What is surprising is how little the 6-to-3 decision in the Maine case, Carson v. Makin, will matter practically. And the reason offers a glimpse of hope for those who worry about a future dominated by the court’s conservative supermajority — including the many Americans troubled by the court’s decision in the gun case, New York State Rifle and Pistol Association v. Bruen.

Let’s start with the Carson case. Anticipating this week’s decision, Maine lawmakers enacted a crucial amendment to the state’s anti-discrimination law last year in order to counteract the expected ruling. The revised law forbids discrimination based on gender identity and sexual orientation, and it applies to every private school that chooses to accept public funds, without regard to religious affiliation.

The writer, a law professor named Aaron Tang, goes on to argue that the recent gun decision can also be worked around by crafty blue state legislatures.

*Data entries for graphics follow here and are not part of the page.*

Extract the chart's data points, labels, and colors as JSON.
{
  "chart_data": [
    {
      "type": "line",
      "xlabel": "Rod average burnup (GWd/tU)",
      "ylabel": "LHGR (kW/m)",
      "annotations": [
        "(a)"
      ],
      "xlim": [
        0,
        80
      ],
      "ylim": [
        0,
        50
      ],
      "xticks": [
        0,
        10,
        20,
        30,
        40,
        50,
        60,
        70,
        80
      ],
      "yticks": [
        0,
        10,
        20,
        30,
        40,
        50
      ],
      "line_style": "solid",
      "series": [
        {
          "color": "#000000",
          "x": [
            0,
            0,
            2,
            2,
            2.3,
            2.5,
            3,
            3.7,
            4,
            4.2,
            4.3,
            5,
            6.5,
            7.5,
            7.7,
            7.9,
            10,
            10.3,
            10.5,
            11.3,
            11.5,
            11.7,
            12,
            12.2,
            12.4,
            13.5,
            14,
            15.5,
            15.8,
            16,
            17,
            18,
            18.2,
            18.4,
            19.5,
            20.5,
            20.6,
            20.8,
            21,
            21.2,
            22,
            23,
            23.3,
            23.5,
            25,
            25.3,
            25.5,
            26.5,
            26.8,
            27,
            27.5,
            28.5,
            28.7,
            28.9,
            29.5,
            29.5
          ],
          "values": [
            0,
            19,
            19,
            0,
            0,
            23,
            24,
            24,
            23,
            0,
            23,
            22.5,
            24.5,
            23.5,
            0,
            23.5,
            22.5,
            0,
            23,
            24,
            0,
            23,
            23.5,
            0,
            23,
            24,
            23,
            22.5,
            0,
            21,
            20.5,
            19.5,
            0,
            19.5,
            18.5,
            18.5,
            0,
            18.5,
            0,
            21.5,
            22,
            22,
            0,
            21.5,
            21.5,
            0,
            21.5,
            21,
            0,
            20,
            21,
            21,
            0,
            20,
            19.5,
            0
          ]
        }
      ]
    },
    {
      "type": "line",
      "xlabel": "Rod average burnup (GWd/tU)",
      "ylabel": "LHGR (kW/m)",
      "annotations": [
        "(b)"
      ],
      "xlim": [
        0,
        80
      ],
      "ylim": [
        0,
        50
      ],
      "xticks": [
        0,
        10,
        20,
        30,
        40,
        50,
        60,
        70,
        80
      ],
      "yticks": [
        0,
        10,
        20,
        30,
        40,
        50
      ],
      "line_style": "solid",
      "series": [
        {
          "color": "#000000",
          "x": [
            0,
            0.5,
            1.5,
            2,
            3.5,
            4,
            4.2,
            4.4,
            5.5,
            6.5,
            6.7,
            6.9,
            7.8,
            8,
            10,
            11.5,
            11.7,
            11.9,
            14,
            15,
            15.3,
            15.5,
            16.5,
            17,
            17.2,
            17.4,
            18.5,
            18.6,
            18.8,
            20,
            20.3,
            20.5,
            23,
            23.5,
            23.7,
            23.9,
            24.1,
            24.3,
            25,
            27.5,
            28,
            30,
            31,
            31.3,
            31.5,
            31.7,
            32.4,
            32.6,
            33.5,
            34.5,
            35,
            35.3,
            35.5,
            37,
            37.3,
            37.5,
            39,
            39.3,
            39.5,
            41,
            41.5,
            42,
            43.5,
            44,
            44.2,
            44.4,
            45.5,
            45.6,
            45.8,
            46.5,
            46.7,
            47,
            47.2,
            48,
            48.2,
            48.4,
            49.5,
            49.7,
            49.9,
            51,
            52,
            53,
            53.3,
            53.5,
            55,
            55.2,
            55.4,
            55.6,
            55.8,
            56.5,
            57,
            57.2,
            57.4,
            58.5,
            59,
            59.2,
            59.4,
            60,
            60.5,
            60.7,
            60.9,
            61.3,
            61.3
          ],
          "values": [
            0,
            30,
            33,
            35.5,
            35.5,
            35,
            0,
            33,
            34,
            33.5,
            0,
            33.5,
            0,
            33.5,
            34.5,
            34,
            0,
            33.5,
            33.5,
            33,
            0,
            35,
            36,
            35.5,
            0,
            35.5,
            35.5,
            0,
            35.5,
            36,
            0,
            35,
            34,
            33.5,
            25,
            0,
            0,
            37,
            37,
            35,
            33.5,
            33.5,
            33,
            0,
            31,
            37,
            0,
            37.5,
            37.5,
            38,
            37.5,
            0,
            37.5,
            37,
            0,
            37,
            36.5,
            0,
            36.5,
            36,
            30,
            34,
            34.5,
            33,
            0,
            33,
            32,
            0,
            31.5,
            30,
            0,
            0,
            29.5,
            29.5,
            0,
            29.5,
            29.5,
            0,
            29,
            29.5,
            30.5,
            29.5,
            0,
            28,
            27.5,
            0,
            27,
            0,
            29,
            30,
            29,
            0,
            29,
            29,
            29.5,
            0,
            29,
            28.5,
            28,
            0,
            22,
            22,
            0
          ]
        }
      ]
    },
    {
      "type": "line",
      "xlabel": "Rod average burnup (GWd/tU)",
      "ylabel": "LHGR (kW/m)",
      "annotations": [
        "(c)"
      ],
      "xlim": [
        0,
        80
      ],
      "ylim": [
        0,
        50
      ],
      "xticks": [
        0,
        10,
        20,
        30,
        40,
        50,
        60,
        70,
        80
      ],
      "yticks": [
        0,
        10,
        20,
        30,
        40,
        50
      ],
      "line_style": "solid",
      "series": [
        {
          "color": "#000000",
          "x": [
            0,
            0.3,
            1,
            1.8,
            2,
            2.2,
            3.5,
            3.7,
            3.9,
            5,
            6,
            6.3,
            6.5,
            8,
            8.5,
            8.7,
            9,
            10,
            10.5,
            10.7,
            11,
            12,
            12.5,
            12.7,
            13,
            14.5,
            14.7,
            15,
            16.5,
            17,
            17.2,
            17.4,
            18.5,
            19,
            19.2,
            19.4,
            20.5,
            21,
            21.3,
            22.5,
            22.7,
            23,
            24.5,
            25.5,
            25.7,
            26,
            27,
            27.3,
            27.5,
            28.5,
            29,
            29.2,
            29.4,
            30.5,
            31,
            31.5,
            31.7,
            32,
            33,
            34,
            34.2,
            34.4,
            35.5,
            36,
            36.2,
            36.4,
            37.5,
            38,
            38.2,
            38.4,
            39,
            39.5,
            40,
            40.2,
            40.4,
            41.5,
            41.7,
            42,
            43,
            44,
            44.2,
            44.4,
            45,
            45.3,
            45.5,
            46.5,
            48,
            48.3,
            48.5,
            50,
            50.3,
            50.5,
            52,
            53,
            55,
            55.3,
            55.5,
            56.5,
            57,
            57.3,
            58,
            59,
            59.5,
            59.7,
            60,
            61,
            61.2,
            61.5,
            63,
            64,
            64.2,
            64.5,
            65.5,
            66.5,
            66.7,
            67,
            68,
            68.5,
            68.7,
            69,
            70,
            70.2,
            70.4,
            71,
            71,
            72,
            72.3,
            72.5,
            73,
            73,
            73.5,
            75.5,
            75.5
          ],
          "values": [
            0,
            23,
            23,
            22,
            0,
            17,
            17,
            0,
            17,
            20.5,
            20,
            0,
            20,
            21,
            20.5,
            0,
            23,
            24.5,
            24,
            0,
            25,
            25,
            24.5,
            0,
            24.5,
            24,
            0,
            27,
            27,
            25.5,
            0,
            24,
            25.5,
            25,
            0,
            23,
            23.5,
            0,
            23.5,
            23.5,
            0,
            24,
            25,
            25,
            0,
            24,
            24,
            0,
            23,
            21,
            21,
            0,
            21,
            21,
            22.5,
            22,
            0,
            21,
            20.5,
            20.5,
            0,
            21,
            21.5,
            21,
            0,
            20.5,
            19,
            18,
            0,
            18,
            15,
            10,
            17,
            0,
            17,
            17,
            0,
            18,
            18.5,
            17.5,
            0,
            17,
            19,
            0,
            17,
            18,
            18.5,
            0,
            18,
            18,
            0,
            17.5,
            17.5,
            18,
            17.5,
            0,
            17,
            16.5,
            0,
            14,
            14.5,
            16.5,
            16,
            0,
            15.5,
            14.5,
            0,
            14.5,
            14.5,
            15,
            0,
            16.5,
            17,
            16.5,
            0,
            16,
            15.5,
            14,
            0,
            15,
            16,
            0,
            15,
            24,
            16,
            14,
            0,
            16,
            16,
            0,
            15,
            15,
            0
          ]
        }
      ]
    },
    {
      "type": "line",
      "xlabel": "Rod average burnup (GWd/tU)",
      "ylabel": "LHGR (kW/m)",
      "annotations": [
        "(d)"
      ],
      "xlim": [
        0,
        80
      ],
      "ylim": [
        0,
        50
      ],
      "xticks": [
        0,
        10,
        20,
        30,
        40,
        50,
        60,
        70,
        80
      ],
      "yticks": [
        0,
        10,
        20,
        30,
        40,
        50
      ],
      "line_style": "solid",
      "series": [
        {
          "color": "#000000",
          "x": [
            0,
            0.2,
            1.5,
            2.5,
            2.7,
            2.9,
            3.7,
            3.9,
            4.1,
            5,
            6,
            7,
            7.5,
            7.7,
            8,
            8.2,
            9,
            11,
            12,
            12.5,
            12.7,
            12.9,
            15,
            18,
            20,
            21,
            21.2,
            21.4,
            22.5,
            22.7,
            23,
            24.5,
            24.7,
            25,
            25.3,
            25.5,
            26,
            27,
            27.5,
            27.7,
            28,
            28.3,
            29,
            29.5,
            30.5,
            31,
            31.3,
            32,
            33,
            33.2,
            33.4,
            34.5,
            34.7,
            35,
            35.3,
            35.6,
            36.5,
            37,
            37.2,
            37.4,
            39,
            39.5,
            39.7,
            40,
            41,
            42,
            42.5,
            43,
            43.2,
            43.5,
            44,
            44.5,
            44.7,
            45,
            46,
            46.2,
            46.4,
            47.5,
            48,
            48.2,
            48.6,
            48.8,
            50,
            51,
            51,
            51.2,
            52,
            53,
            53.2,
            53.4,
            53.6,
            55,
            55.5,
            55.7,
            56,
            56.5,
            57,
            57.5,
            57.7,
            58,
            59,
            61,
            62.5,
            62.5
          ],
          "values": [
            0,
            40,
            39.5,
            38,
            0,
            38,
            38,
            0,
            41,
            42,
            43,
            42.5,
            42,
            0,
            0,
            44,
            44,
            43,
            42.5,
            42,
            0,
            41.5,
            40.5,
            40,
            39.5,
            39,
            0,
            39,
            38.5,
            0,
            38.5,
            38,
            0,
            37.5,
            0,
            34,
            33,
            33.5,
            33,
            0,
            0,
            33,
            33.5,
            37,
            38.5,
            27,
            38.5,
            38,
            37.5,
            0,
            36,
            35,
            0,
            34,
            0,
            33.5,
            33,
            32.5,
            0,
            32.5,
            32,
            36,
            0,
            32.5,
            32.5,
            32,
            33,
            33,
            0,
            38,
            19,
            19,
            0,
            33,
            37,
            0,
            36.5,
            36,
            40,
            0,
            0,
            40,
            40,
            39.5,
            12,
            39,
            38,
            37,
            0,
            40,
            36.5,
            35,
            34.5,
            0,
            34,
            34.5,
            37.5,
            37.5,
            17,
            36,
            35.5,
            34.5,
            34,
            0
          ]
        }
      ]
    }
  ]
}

Sounds good, but then I remembered this:

The U.S. Supreme Court on Thursday sided with Catholic Social Services in a battle that pitted religious freedom against anti-discrimination laws in Philadelphia and across the country. The court declared that the private Catholic agency was entitled to renewal of its contract with the city for screening foster parents, even though the agency violated city law by refusing to consider married LGBTQ couples.

At issue was a decision by the city of Philadelphia to end its contract with Catholic Social Services for screening potential foster care parents. CSS challenged the termination in court, citing its religious belief that same-sex marriage is wrong, and maintaining that ending the contract violated its First Amendment right to the free exercise of religion.

I should note here that even the liberal judges joined in part of this decision, but that’s incidental. So, when the Maine law is challenged, as I’m sure it will be, it will be overturned.

The Supreme Court will find a way to get around any attempts to get around its goal of letting religious groups do whatever they want at taxpayer expense, provided, of course, that those religious groups are of a Christian persuasion. It will be interesting to see how they ultimately explain why their precedent doesn’t apply to Muslims, Rastafarians, or worshippers of the Flying Spaghetti Monster, but rest assured they’ll find a way.

As to Tang’s argument that the recent gun decision leaves open a few approaches such as legislatively enacting “an expansive list of so-called sensitive spaces” in which the court recognized firearms have been historically limited, rest assured that the court will restrict such sensitive spaces at its earliest convenience, with the only space that is clearly sensitive being the Supreme Court Building.

This is not the first court that has twisted the words of the constitution to suit its political agenda, but I think it’s safe to say that those words have never been so severely twisted.